Mais nous n’avons pas réussi à convaincre que le numérique ne concernait pas seulement la dématérialisation des procédures, mais qu’il incarnait surtout une culture capable de fabriquer des politiques publiques autrement, dans un monde où rédiger un grand plan truc ou un grenelle du machin ne suffit plus à en garantir la mise en œuvre. 

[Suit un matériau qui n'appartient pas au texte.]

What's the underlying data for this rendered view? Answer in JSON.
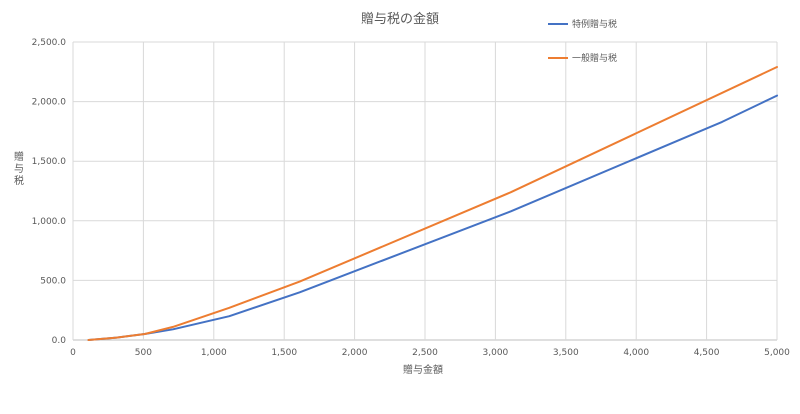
{
  "chart_data": {
    "type": "line",
    "title": "贈与税の金額",
    "xlabel": "贈与金額",
    "ylabel": "贈与税",
    "xlim": [
      0,
      5000
    ],
    "ylim": [
      0,
      2500
    ],
    "x_ticks": [
      0,
      500,
      1000,
      1500,
      2000,
      2500,
      3000,
      3500,
      4000,
      4500,
      5000
    ],
    "x_tick_labels": [
      "0",
      "500",
      "1,000",
      "1,500",
      "2,000",
      "2,500",
      "3,000",
      "3,500",
      "4,000",
      "4,500",
      "5,000"
    ],
    "y_ticks": [
      0,
      500,
      1000,
      1500,
      2000,
      2500
    ],
    "y_tick_labels": [
      "0.0",
      "500.0",
      "1,000.0",
      "1,500.0",
      "2,000.0",
      "2,500.0"
    ],
    "grid": true,
    "legend_position": "top-right",
    "series": [
      {
        "name": "特例贈与税",
        "color": "#4472c4",
        "x": [
          110,
          310,
          510,
          710,
          1110,
          1610,
          3110,
          4610,
          5000
        ],
        "y": [
          0,
          20,
          50,
          90,
          200,
          400,
          1080,
          1830,
          2050
        ]
      },
      {
        "name": "一般贈与税",
        "color": "#ed7d31",
        "x": [
          110,
          310,
          510,
          710,
          1110,
          1610,
          3110,
          5000
        ],
        "y": [
          0,
          20,
          50,
          110,
          270,
          490,
          1240,
          2290
        ]
      }
    ]
  }
}
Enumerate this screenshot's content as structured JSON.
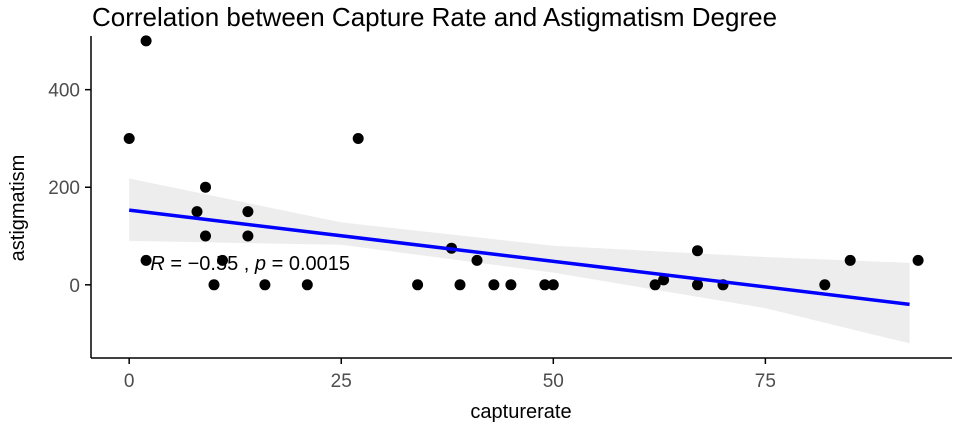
{
  "chart_data": {
    "type": "scatter",
    "title": "Correlation between Capture Rate and Astigmatism Degree",
    "xlabel": "capturerate",
    "ylabel": "astigmatism",
    "xlim": [
      -4.5,
      97
    ],
    "ylim": [
      -150,
      510
    ],
    "xticks": [
      0,
      25,
      50,
      75
    ],
    "yticks": [
      0,
      200,
      400
    ],
    "grid": false,
    "legend": "none",
    "annotation": {
      "r_label": "R",
      "r_text": " = −0.55 , ",
      "p_label": "p",
      "p_text": " = 0.0015",
      "x": 2.5,
      "y": 30
    },
    "points": [
      {
        "x": 0,
        "y": 300
      },
      {
        "x": 2,
        "y": 500
      },
      {
        "x": 2,
        "y": 50
      },
      {
        "x": 8,
        "y": 150
      },
      {
        "x": 9,
        "y": 200
      },
      {
        "x": 9,
        "y": 100
      },
      {
        "x": 10,
        "y": 0
      },
      {
        "x": 11,
        "y": 50
      },
      {
        "x": 14,
        "y": 150
      },
      {
        "x": 14,
        "y": 100
      },
      {
        "x": 16,
        "y": 0
      },
      {
        "x": 21,
        "y": 0
      },
      {
        "x": 27,
        "y": 300
      },
      {
        "x": 34,
        "y": 0
      },
      {
        "x": 38,
        "y": 75
      },
      {
        "x": 39,
        "y": 0
      },
      {
        "x": 41,
        "y": 50
      },
      {
        "x": 43,
        "y": 0
      },
      {
        "x": 45,
        "y": 0
      },
      {
        "x": 49,
        "y": 0
      },
      {
        "x": 50,
        "y": 0
      },
      {
        "x": 62,
        "y": 0
      },
      {
        "x": 63,
        "y": 10
      },
      {
        "x": 67,
        "y": 70
      },
      {
        "x": 67,
        "y": 0
      },
      {
        "x": 70,
        "y": 0
      },
      {
        "x": 82,
        "y": 0
      },
      {
        "x": 85,
        "y": 50
      },
      {
        "x": 93,
        "y": 50
      }
    ],
    "regression": {
      "x": [
        0,
        92
      ],
      "y": [
        153,
        -40
      ]
    },
    "confidence_band": {
      "x": [
        0,
        25,
        50,
        75,
        92
      ],
      "lower": [
        90,
        82,
        25,
        -48,
        -120
      ],
      "upper": [
        218,
        128,
        80,
        57,
        45
      ]
    },
    "colors": {
      "point": "#000000",
      "line": "#0000ff",
      "band": "#ebebeb",
      "axis": "#000000",
      "text": "#000000",
      "tick_text": "#4d4d4d"
    }
  }
}
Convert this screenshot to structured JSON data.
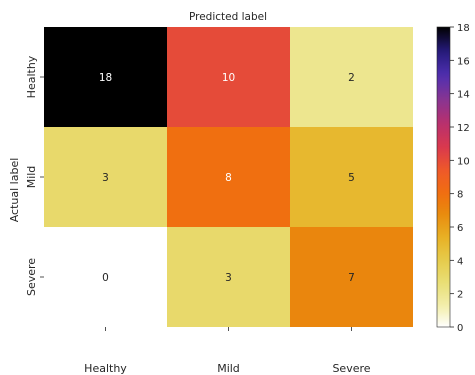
{
  "chart_data": {
    "type": "heatmap",
    "title": "Predicted label",
    "ylabel": "Actual label",
    "xlabel": "",
    "x_categories": [
      "Healthy",
      "Mild",
      "Severe"
    ],
    "y_categories": [
      "Healthy",
      "Mild",
      "Severe"
    ],
    "values": [
      [
        18,
        10,
        2
      ],
      [
        3,
        8,
        5
      ],
      [
        0,
        3,
        7
      ]
    ],
    "colorbar": {
      "range": [
        0,
        18
      ],
      "ticks": [
        "0",
        "2",
        "4",
        "6",
        "8",
        "10",
        "12",
        "14",
        "16",
        "18"
      ],
      "colormap": "CMRmap_r"
    },
    "annotation_colors": {
      "dark": "#262626",
      "light": "#ffffff"
    },
    "grid": false
  }
}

Peut-on vraiment s’attaquer à un sujet comme le cannabis dans une approche incrémentale ? (fiction)Le décret d’expérimentation est tombé, il autorise l’achat, la production et la vente encadrée du cannabis sur deux territoires. Deux villes pilotes ont souscrit à la démarche, qui associe le Ministère de l’Intérieur, celui de la Justice, et celui de l’Économie au sein d’une équipe pluridisciplinaire. A Charleville-Mézières où tout a commencé, des réunions publiques ont eu lieu, y compris dans les foyers de délinquance liés au trafic. Le message est passé : vous êtes invités à créer ou rejoindre un producteur ou un distributeur local, le trafic lui sera violemment combattu d’ici quelques mois. Les commissariats et le parquet ont compris la nouvelle règle du jeu. Un agrément pour les distributeurs a été mis en place et permet à des associations, des entrepreneurs de distribuer le produit sous condition de résidence dans la ville. Toute entorse est punie de fermeture. Côté approvisionnement, des plantations ont été autorisées sur le territoire, et complétées d’un stock légalement acquis auprès du royaume du Maroc. L’expérimentation se focalise sur un ensemble d’indicateurs très restreint : le nombre d’actes de délinquance liés à la drogue, le sentiment (subjectif) des habitants concernant le sujet, et la variation de la consommation (entre celle estimée avant légalisation et celle mesurée dans les nouveaux points de distribution légaux). L’ensemble des recettes fiscales sont réaffectées au budget de l’expérimentation, notamment dans l’insertion professionnelle et la prévention des addictions. Ces faits permettront ou non d’étendre l’expérimentation à d’autres territoires, pour viser à terme une généralisation, processus qui pourra prendre 5 à 10 ans au total …

L’État doit désormais réapprendre à entreprendre autant qu’à planifier.